County Board of Commissioners upholds Windmaster cell tower

Planning Commission’s approval of a 100-foot cell tower in southwest Hood River stands, the County Board of Commissioners decided Monday night.

The board voted unanimously, 5-0, to reinforce the tower’s approval for a land use permit, rejecting an appeal by a neighboring property owner, Rebecca Rawson.

Verizon Wireless wants to build the monopole telecommunications tower on industrial land owned by Double Mountain LLC, near Windmaster Corner. It would peak into the sky south of Hood River Valley High School’s ballfields.

Verizon representatives have argued a new tower is necessary to provide coverage for cell phone users south of Hood River, while area residents have claimed it would be an eyesore tarnishing the scenic, wooded vista.

First proposed in 2014, the tower design has gone through multiple changes. After pushback from local residents, Verizon scaled down the tower by 20 feet and vetted “concealment technology” to paint the pole brown and disguise it as a tree.

County staff approved the modified tower, but Rawson appealed that decision to the Planning Commission.
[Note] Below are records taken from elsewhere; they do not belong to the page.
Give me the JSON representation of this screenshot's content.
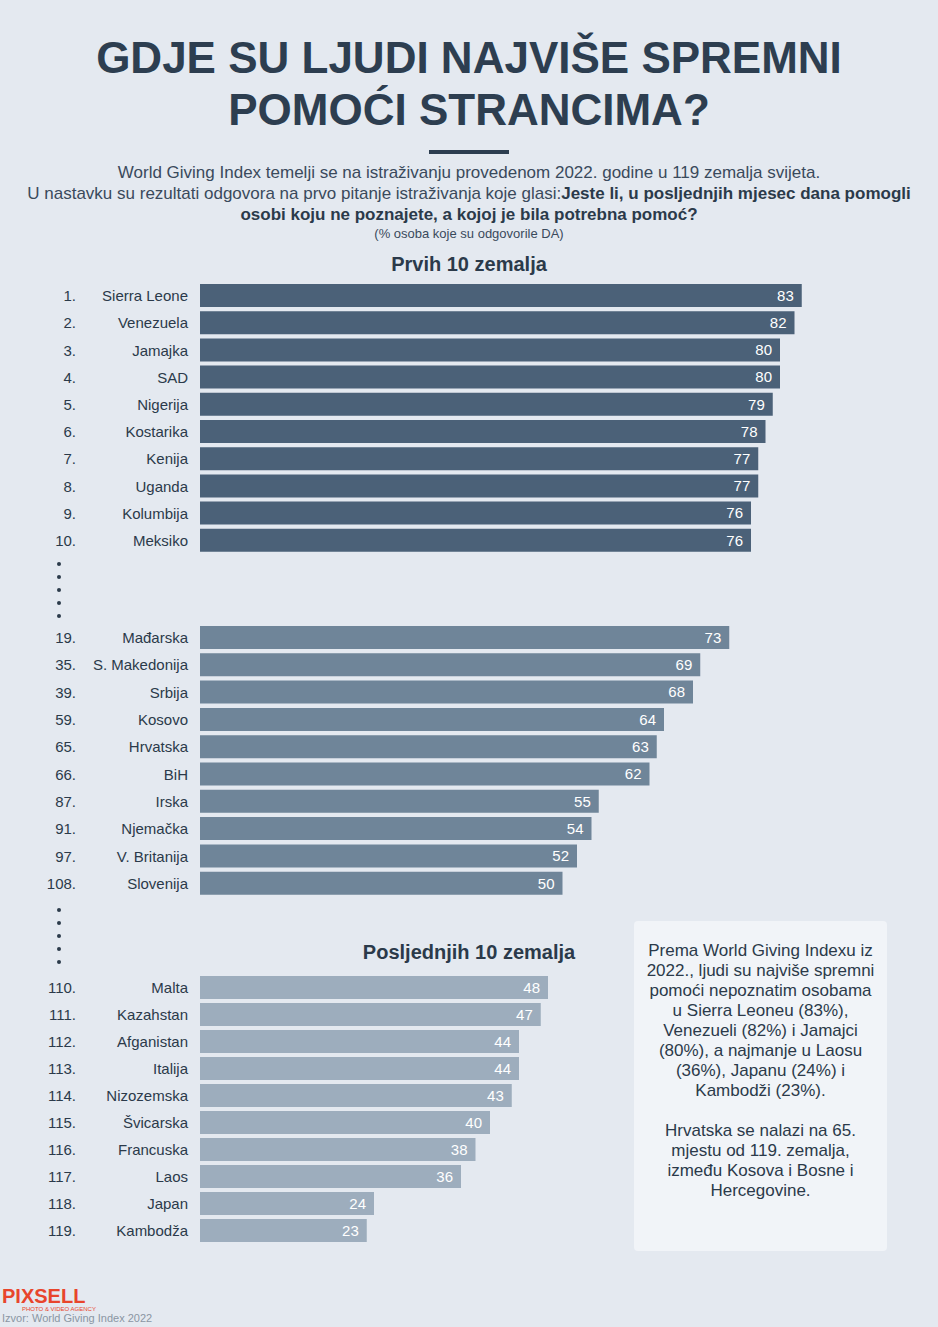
{
  "title": "GDJE SU LJUDI NAJVIŠE SPREMNI POMOĆI STRANCIMA?",
  "subtitle": {
    "intro": "World Giving Index temelji se na istraživanju provedenom 2022. godine u 119 zemalja svijeta.",
    "question_lead": "U nastavku su rezultati odgovora na prvo pitanje istraživanja koje glasi:",
    "question": "Jeste li, u posljednjih mjesec dana pomogli osobi koju ne poznajete, a kojoj je bila potrebna pomoć?",
    "note": "(% osoba koje su odgovorile DA)"
  },
  "chart_data": [
    {
      "type": "bar",
      "title": "Prvih 10 zemalja",
      "orientation": "horizontal",
      "categories": [
        "Sierra Leone",
        "Venezuela",
        "Jamajka",
        "SAD",
        "Nigerija",
        "Kostarika",
        "Kenija",
        "Uganda",
        "Kolumbija",
        "Meksiko"
      ],
      "ranks": [
        "1.",
        "2.",
        "3.",
        "4.",
        "5.",
        "6.",
        "7.",
        "8.",
        "9.",
        "10."
      ],
      "values": [
        83,
        82,
        80,
        80,
        79,
        78,
        77,
        77,
        76,
        76
      ],
      "color": "#4b6178",
      "xlim": [
        0,
        100
      ],
      "data_labels": true,
      "tick_labels": "y"
    },
    {
      "type": "bar",
      "orientation": "horizontal",
      "categories": [
        "Mađarska",
        "S. Makedonija",
        "Srbija",
        "Kosovo",
        "Hrvatska",
        "BiH",
        "Irska",
        "Njemačka",
        "V. Britanija",
        "Slovenija"
      ],
      "ranks": [
        "19.",
        "35.",
        "39.",
        "59.",
        "65.",
        "66.",
        "87.",
        "91.",
        "97.",
        "108."
      ],
      "values": [
        73,
        69,
        68,
        64,
        63,
        62,
        55,
        54,
        52,
        50
      ],
      "color": "#6f8599",
      "xlim": [
        0,
        100
      ],
      "data_labels": true,
      "tick_labels": "y"
    },
    {
      "type": "bar",
      "title": "Posljednjih 10 zemalja",
      "orientation": "horizontal",
      "categories": [
        "Malta",
        "Kazahstan",
        "Afganistan",
        "Italija",
        "Nizozemska",
        "Švicarska",
        "Francuska",
        "Laos",
        "Japan",
        "Kambodža"
      ],
      "ranks": [
        "110.",
        "111.",
        "112.",
        "113.",
        "114.",
        "115.",
        "116.",
        "117.",
        "118.",
        "119."
      ],
      "values": [
        48,
        47,
        44,
        44,
        43,
        40,
        38,
        36,
        24,
        23
      ],
      "color": "#9dadbd",
      "xlim": [
        0,
        100
      ],
      "data_labels": true,
      "tick_labels": "y"
    }
  ],
  "annotation": [
    "Prema World Giving Indexu iz 2022., ljudi su najviše spremni pomoći nepoznatim osobama u Sierra Leoneu (83%), Venezueli (82%) i Jamajci (80%), a najmanje u Laosu (36%), Japanu (24%) i Kambodži (23%).",
    "Hrvatska se nalazi na 65. mjestu od 119. zemalja, između Kosova i Bosne i Hercegovine."
  ],
  "logo": {
    "name": "PIXSELL",
    "tagline": "PHOTO & VIDEO AGENCY"
  },
  "source": "Izvor: World Giving Index 2022"
}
After the planning panel voted down that appeal in April, Rawson carried over the appeal to the County Board of Commissioners.
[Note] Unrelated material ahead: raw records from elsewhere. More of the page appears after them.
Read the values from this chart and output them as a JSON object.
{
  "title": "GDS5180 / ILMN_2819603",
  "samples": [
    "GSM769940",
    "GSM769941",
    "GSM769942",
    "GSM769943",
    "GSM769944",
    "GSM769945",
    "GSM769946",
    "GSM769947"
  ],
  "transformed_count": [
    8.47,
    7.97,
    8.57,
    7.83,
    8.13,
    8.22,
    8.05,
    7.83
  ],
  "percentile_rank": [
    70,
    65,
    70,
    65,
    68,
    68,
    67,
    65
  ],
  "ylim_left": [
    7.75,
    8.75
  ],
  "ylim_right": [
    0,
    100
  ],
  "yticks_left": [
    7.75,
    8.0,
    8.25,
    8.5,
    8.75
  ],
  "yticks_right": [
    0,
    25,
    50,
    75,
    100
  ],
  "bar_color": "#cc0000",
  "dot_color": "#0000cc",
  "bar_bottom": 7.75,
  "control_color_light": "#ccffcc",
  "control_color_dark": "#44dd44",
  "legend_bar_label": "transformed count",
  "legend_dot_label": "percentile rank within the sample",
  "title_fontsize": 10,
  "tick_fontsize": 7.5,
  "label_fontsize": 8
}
On Monday, both sides of the issue squared off.

“There is likely universal agreement that we all want adequate cell phone coverage …. there has been no reason given, however, which explains why Verizon cannot install towers on more remote hillsides outside of populated areas in our valley,” Rawson said in a letter.

Ann Oldfather, representing the Rawson family, asserted that Verizon hadn’t followed federal criteria in proving that another site could house their tower.
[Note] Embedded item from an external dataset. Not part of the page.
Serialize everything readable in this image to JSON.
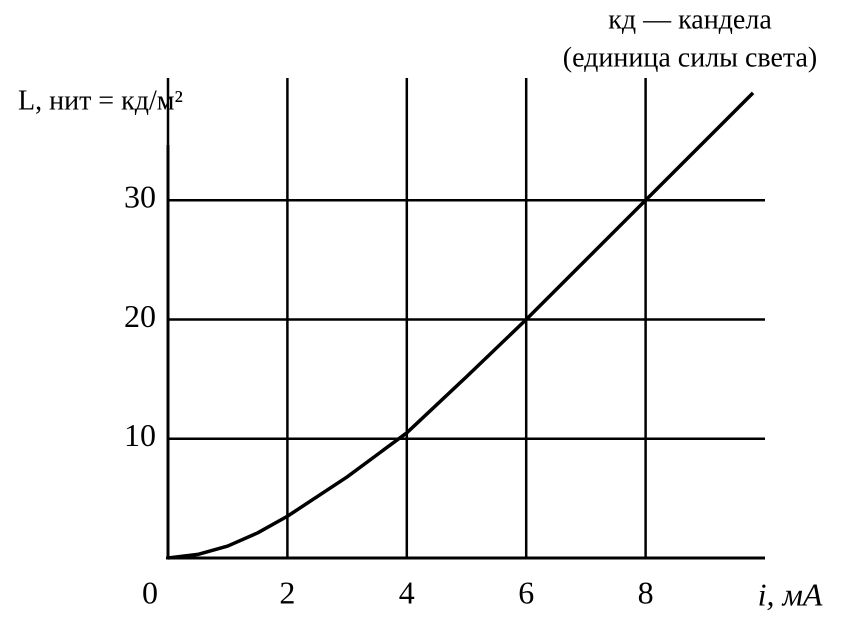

Phil Grillo, an attorney with Verizon, said the tower met federal and local rules, and that the argument had boiled down to visual impact.

“This is an issue about aesthetics. It’s based on an issue of height and the way it looks,” Grillo said.

The Board of Commissioners heard from speakers, allowed a window of rebuttal, then closed the hearing. Without any significant deliberation, the board decided to uphold Planning Commission’s recommendation, which puts the tower one major step closer to construction.